Gadis itu merasa ada yang berbeda dari malam-malam sebelumnya. Ia mencari perbedaan itu di sekeliling danau, termasuk di sebuah hutan di sebelah timur danau itu. Hutan itu ia kelilingi, saking penasaran terhadap apa yang terjadi sebenarnya. Ia tak tahu pasti akan hal itu, namun ia tahu ada yang janggal malam ini. Ia mulai khawatir. Kemudian ia mencari ke suatu tempat di tengah hutan- sebuah tempat yang jarang dijamah oleh manusia karena tempat itu keramat.
Bagai sebuah lukisan yang indah, tempat itu dikelilingi oleh sinar rembulan. Di tengahnya terdapat sesosok laki-laki muda. Si gadis itu tak tahu harus bagaimana. Ia hanya memandangi laki-laki itu dengan seksama. Matanya yang bulat memandangi laki-laki itu dengan pandangan yang indah, membangunkan laki-laki itu. Laki-laki tersebut balik memandanginya, membuat si gadis kaget dan tercengang atas pemandangan yang indah ini. Momen berdua yang tidak akan diganggu oleh siapapun juga.

“Aku di mana,”

tanya si laki-laki tersebut.
Si gadis itu bingung ingin menjawab apa. Saat ia memutuskan untuk menjawab pertanyaan laki-laki tersebut, sudah langsung disusul oleh pertanyaan selanjutnya.

“Aku siapa?”

Pertanyaan itu bagai halilintar yang menerjang dari angkasa, keras dan terasa. Sebelum pertanyaan tersebut dijawab, laki-laki itu sudah pingsan.
Cahaya matahari yang terbit dari ufuk timur menembus garis jendela sebuah ruangan. Cahaya itu mengenai muka lelaki tadi malam dan membangunkannya.

“Kamu sudah bangun? Syukurlah kamu sadar. Badanmu lemas sekali semalam, jadi terpaksa aku memanggil warga sekitar untuk membawamu kemari. Oh iya, kamu bisa panggil aku Hasuko.”

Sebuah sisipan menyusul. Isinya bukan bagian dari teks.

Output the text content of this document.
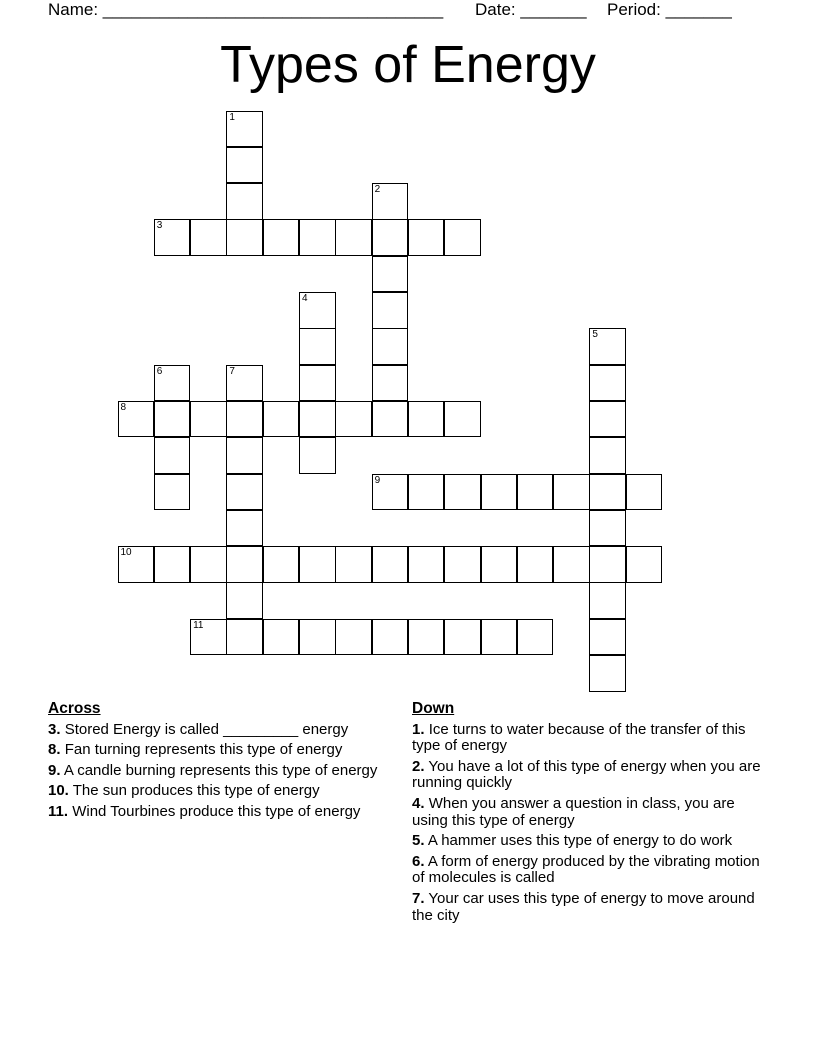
Name: ____________________________________ Date: _______ Period: _______
Types of Energy
1
2
3
4
5
6	7
8
9
10
11
Across
3. Stored Energy is called _________ energy
8. Fan turning represents this type of energy
9. A candle burning represents this type of energy
10. The sun produces this type of energy
11. Wind Tourbines produce this type of energy
Down
1. Ice turns to water because of the transfer of this type of energy
2. You have a lot of this type of energy when you are running quickly
4. When you answer a question in class, you are using this type of energy
5. A hammer uses this type of energy to do work
6. A form of energy produced by the vibrating motion of molecules is called
7. Your car uses this type of energy to move around the city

Kata-kata Hasuko kepadanya serta senyumnya yang indah terukir dalam hati laki-laki tersebut. Pemandangan ini selamanya akan ada berada padanya selamanya. Ia hanya terdiam, kagum dengan keelokan Hasuko.

“Namamu siapa?”

tanya Hasuko.

“Namaku..”

Lelaki itu hanya terdiam. Ia tidak ingat siapa dirinya maupun jati dirinya. Baginya, ia merasa bahwa dia kosong. Dia bingung ingin berkata apa. Ia berharap ia bisa melanjutkan percakapan ini dengan menjawab pertanyaannya.

“Bagaimana kalau aku memberikan nama ‘Nanashi’ kepadamu?”
“..Nanashi?”

Nanashi terlihat sumringah. Ia menyukai nama yang diberikan oleh Hasuko. Tak lama, Hasuko memberikan sebuah gelang yang ia pasangkan di tangan Nanashi.

“Gelang ini.. melambangkan para pendahulu yang menyelamatkan desa dan negeri ini. Aku ingin kau memilikinya. Lihat, aku juga pakai gelang yang sama, lho!”
“Sekarang,” Hasuko melanjutkan. “Kita akan pergi ke leluhur terlebih dahulu untuk meminta wejangan dan arahan untukmu.”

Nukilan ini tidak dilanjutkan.